# Related Sites > SQL Course >  Which SQL Course is Best for Beginners

## ankitdixit

Hello All, I am looking to an online SQL course where i can start learning from beginner to expert. Can anyone know any reference which is useful to me? I have shortlisted some SQL courses but I am confused to choose the right one.
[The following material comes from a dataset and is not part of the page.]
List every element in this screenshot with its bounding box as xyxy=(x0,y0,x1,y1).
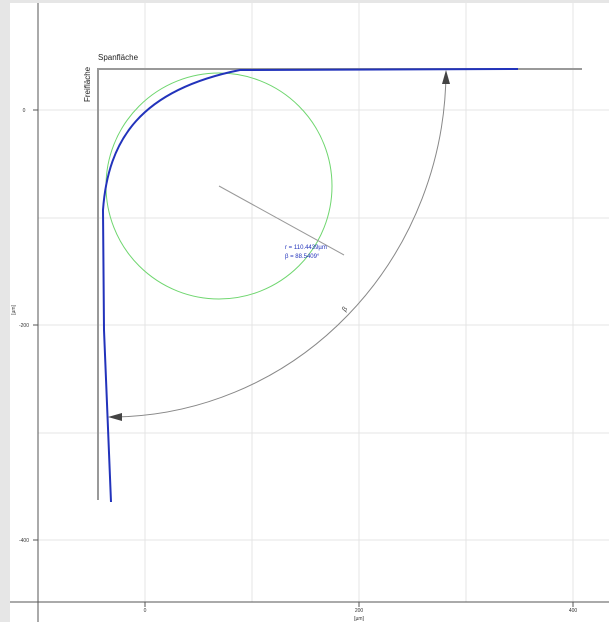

1. MySQL for Data Analytics and Business Intelligence - Udemy

2. The Ultimate MySQL Bootcamp: Go from SQL Beginner to Expert - Udemy

3. Excel to MySQL: Analytic Techniques for Business Specialization - Coursera

----------


## SpywareDr

TechRadar.com > *Best SQL online courses in 2020: learn to code SQL*

Lifewire.com > *The 7 Best Online SQL Courses of 2020*

Microsoft.com > *Microsoft SQL Server Training | SQL Server Certification*

----------


## ankitdixit

> TechRadar.com > *Best SQL online courses in 2020: learn to code SQL*
> 
> Lifewire.com > *The 7 Best Online SQL Courses of 2020*
> 
> Microsoft.com > *Microsoft SQL Server Training | SQL Server Certification*



Thanks for sharing the helpful information. I have checked all the reference and i think The Ultimate MySQL Bootcamp: Go from SQL Beginner to Expert is the best course from udemy, I have got this reference when I was searching for sql course.

----------


## SpywareDr

Best for whom?  :Wink: 

If that one works for you though, best of luck on your journey into SQL.

----------